Agar bisa menghayati mengapa Allah sangat menghargai amal hambanya di hari Arafah itu, marilah sedikit membayangkan situasi mereka.
Pertama-tama, kita tentu sudah memahami bahwa orang berhaji itu berkorban banyak hal. Mereka datang dari berbagai negeri yang sebagiannya amat jauh. Di Indonesia saja dulu di zaman belum ada pesawat, mereka naik haji dengan naik kapal laut. Berbulan-bulan mereka terombang-ambing di lautan yang mereka juga tidak tahu apakah bisa mendarat dengan selamat ataukah tidak. Anda yang pernah melakukan safar, pasti merasakan bagaimana rasanya siksaan safar itu. Apalagi jika kondisi Anda kurang fit atau malah sakit.
Setelah itu mereka melakukan perjalanan dari mīqāt menuju Kakbah. Mereka harus terpapar sinar matahari yang terik, kehausan, berkeringat dan terus menerus melafalkan talbiah. Jadi, ringkasnya orang haji itu jelas korban harta, korban waktu, korban pikiran dan korban tenaga. Apalagi di zaman belum ditemukan pesawat, hotel, AC, dan marmer dingin. Anda bisa membayangkan betapa beratnya ibadah haji di zaman itu.
Lalu orang yang berhaji melakukan ibadah puncak, yakni wukuf di Arafah pada tanggal 9 Zulhijah. Ibadah di sini bukan 5 menit 10 menit atau sejam dua jam, tapi mulai subuh (atau setelah zuhur) sampai terbenam matahari!

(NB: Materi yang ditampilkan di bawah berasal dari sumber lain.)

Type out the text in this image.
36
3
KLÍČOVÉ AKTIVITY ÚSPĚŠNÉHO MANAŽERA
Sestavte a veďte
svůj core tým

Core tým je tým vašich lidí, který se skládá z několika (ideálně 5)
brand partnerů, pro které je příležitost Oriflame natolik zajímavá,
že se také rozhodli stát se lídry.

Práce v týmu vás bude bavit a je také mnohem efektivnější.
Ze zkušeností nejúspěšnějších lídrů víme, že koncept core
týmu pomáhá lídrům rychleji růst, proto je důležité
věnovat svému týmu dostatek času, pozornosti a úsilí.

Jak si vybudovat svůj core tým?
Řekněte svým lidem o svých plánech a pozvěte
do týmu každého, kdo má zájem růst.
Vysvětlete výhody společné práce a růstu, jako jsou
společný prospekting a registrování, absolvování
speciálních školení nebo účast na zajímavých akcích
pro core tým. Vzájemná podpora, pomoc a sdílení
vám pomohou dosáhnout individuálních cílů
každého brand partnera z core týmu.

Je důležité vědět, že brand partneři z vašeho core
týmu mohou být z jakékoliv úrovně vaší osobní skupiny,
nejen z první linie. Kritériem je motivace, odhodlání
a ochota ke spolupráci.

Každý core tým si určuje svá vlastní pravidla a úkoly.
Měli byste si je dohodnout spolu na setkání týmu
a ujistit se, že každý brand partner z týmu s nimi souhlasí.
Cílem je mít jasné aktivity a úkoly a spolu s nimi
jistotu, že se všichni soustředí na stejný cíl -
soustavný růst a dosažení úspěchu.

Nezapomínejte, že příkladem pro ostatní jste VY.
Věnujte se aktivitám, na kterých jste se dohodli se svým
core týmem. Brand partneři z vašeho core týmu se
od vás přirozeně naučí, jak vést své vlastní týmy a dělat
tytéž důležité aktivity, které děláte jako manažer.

Bahkan bisa dipanjangkan hingga terbit fajar tanggal 10 Zulhijah!
Dalam keadaan terbakar oleh sinar matahari!
Dengan rambut kusut masai dan pakaian yang berdebu!
Selama itu mereka meminta maaf kepada Allah memohon ampun atas segala dosa, mengharap rahmat-Nya, meminta surga ada berlindung dari neraka. Saya teringat dengan ibadah Faimiyūn, salah satu kekasih Allah sebelum zaman Nabi ﷺ yang juga dikenal selalu mengkhususkan satu hari penuh menyembah Allah mulai pagi hingga matahari tenggelam.
Wajar, jika segala pengorbanan dan keseriusan ibadah sampai level ini membuat Allah sangat gembira sampai membanggakan ibadah hamba-Nya itu di depan para malaikat. Pembanggaan ini jika dibandingkan dengan ibadah malaikat tentu wajar. Malaikat bisa beribadah ribuan tahun tanpa letih atau capek sebab mereka memang tidak diberi rasa itu. Beda dengan manusia yang diciptakan lemah, ngantukan, gampang malas, punya hawa nafsu, punya lapar dan punya haus. Maka jika ada makhluk dengan segenap kelemahan seperti ini sanggup menyembah Allah mulai subuh hingga terbenam matahari, itu sungguh menggembirakan Allah sampai level dibanggakannya.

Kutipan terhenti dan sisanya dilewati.